Named after the Russian outpost established in East Antarctica in December of 1957, Lake Vostok was first theorized by a Soviet scientist named Peter Kropotkin, who made an aerial observation of an island of flat ice sandwiched around mountainous drifts. Two years later another Russian, Andrey Kapitsa, used seismic soundings to measure the thickness of the ice sheet around Vostok Station and hypothesized the existence of a subglacial lake. Still, few believed the lake could be liquid until the 1970s, when British scientists performing airborne ice-penetrating radar surveys of the plateau declared the unusual readings indicated the presence of liquid freshwater in Vostok’s vast basin. In 1991, a remote-sensing specialist from the United States directed the ERS-1 satellite’s high-frequency array at Vostok, confirming the British surveys.
More of a subterranean cavern than a lake, Vostok was divided into two deep basins by a ridge. The northern basin plunged thirteen thousand feet; the southern basin reached twice that depth. The ridge itself was situated in seven hundred feet of water and, as incredible as it seemed, harbored an island.
The weeks of summer flew by. To my father’s credit, his “monster mania” had resurrected tourism in the Great Glen for at least one more season, turning a potential economic disaster into a windfall. In fact, more tourists visited Loch Ness that summer than any other location in all of the United Kingdom or Europe.
But the “Hero of the Highlands” never apologized to me for his deeds or for the potential dangers associated with my upcoming deployment. And when the day finally came to say goodbye, I refused to see him.
For the hundredth time that summer, I read my infant son his favorite book as I rocked him to sleep in his stroller by the ruins of Urquhart Castle. “In a great green room, tucked away in bed, is a little bunny. Goodnight room, goodnight moon….”
Brandy and I spent that last hour holding hands. Then the taxi arrived and it was time to go. I absorbed one last memory of those green hills, the gray cliff face, and the foam spraying off of the tea-colored waters, and asked my Maker to bring me home again to my wife and child — just not in a box.
True climbed in the back of the cab and slapped me hard on the knee. “So? How soon do ye want to get shitfaced?”
“As soon as we get on the plane.”
Our flight out of Inverness was scheduled to depart at five o’clock on a Sunday evening, beginning the first leg of our journey — a twenty-seven-hour trip that included stops in Birmingham, Paris, Santiago, Puerto Montt, and finally Punta Arenas, Chile.
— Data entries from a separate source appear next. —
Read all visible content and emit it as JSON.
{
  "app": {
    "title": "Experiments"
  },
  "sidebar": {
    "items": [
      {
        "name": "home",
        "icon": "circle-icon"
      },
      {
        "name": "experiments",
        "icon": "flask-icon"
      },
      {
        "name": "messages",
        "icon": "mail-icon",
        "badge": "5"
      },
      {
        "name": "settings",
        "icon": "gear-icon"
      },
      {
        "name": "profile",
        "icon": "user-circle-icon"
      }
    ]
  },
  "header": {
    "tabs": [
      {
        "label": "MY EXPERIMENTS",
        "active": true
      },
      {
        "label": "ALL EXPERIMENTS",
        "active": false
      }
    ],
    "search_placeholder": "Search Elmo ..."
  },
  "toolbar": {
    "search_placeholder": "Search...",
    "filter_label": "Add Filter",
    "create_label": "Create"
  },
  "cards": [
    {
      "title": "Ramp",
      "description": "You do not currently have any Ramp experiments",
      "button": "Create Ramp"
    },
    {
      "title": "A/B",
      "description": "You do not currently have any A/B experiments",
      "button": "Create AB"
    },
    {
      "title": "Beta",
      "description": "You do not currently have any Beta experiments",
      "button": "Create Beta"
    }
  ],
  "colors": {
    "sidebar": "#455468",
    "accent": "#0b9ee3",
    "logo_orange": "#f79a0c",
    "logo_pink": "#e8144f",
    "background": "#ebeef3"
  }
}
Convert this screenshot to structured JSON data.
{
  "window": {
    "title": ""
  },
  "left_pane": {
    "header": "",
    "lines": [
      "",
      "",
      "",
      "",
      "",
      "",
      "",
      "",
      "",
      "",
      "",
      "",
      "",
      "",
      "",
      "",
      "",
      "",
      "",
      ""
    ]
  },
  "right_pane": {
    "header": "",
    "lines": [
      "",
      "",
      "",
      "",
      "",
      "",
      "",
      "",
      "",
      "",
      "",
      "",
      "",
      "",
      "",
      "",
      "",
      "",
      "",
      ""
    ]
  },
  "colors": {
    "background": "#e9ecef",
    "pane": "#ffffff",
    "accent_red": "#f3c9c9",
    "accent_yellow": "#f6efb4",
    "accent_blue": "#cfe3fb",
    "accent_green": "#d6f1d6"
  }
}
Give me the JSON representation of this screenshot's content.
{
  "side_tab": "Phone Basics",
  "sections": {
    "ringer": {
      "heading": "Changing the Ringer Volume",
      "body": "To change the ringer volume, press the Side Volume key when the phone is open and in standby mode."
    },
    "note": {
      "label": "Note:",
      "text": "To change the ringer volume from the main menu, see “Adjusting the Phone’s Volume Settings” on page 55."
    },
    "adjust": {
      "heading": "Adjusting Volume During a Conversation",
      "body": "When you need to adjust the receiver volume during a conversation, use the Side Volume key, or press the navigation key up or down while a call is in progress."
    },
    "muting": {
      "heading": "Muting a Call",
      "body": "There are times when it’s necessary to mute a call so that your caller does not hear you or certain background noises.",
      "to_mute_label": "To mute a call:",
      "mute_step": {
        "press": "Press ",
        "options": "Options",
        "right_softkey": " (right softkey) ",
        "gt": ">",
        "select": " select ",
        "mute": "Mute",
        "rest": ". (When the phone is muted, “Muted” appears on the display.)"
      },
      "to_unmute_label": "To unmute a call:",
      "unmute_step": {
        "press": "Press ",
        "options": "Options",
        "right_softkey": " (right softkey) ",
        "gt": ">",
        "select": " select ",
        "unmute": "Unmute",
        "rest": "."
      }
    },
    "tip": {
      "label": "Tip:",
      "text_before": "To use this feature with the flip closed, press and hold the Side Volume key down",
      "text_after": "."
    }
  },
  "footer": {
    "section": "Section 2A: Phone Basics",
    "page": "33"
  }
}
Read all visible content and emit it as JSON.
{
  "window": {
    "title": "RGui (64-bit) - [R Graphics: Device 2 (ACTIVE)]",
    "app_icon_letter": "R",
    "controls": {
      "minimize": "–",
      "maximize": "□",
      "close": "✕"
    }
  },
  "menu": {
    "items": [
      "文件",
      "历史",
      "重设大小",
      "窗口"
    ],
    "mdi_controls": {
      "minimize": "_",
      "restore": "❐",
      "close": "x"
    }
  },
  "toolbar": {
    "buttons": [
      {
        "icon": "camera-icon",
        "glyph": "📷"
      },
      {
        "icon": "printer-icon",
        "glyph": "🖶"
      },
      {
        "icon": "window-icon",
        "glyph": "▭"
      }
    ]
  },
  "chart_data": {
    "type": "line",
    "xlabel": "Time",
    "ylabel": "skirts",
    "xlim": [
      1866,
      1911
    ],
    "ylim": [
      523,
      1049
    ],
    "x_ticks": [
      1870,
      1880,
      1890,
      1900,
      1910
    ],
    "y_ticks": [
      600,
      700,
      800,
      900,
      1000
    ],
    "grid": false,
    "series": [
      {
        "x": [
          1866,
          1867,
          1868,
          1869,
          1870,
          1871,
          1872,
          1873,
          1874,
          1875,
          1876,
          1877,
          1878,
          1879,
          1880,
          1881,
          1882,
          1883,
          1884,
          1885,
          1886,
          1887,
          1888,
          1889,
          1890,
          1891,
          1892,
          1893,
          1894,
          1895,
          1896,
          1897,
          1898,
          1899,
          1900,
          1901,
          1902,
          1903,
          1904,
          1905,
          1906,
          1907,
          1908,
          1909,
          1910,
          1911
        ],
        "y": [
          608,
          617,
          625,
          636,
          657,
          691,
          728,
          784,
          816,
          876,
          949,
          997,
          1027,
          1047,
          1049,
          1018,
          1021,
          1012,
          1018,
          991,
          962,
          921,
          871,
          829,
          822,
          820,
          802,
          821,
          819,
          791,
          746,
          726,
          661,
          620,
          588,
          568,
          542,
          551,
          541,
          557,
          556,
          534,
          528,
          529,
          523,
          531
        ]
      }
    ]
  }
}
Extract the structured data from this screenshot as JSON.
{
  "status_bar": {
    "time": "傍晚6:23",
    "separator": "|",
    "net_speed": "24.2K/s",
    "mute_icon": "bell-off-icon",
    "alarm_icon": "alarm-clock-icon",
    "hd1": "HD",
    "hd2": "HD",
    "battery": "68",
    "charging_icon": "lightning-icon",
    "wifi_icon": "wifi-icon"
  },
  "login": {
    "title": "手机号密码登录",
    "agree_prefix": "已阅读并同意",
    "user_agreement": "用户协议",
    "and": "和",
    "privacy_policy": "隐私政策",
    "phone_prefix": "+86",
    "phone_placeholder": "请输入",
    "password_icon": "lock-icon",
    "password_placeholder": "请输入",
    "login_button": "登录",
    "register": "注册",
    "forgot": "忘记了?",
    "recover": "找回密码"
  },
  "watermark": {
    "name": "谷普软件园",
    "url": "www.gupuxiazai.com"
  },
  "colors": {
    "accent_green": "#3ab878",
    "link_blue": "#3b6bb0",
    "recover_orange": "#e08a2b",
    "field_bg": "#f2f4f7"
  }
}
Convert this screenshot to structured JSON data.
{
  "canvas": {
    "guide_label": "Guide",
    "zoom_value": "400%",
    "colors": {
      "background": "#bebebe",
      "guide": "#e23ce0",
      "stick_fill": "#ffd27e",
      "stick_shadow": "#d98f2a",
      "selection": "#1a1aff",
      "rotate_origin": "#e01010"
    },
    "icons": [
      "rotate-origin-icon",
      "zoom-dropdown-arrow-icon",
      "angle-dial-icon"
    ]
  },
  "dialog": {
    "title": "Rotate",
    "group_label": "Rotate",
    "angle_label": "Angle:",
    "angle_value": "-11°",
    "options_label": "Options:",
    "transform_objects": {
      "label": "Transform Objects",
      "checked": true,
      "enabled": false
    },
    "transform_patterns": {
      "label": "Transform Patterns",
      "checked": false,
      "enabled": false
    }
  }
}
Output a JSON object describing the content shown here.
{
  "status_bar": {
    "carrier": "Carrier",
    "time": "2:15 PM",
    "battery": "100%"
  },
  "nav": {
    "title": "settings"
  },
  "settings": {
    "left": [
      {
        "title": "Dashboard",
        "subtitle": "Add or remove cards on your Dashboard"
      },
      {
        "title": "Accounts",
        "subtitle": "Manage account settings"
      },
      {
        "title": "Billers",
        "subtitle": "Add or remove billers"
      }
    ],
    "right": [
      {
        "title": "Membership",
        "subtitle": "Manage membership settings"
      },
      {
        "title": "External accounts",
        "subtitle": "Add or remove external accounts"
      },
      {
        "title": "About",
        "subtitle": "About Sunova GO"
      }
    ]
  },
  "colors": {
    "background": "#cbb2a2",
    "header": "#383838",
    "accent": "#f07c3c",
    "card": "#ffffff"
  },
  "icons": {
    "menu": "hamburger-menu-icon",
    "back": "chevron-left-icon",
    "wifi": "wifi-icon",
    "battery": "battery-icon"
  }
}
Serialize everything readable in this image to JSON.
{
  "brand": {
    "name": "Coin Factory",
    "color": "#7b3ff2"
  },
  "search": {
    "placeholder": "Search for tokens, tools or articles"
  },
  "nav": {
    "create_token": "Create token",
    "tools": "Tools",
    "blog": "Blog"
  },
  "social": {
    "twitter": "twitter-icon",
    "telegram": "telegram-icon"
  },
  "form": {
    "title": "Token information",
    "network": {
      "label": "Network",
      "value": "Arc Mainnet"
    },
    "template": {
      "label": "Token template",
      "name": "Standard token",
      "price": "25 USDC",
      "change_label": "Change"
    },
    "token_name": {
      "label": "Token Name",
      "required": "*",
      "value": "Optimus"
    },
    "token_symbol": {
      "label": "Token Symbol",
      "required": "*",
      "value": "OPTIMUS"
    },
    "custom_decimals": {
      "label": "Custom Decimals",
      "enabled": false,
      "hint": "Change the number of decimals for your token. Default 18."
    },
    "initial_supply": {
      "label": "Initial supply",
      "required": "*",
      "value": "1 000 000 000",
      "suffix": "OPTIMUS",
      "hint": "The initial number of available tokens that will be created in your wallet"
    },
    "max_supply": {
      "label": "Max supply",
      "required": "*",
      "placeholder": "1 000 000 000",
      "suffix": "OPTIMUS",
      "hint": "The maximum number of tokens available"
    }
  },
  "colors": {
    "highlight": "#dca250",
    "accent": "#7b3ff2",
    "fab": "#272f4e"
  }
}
After spending a day recouping in the southernmost city in South America, we would board a seaplane for King George Island, where a cargo plane would be waiting to fly us across the continent to Davis Base in East Antarctica. From there we’d have another day to adjust before flying out to the new bio-dome being erected over Lake Vostok.
Lying back in my first-class seat next to my snoring friend, I closed my eyes and attempted to organize my mental notes on our frozen destination.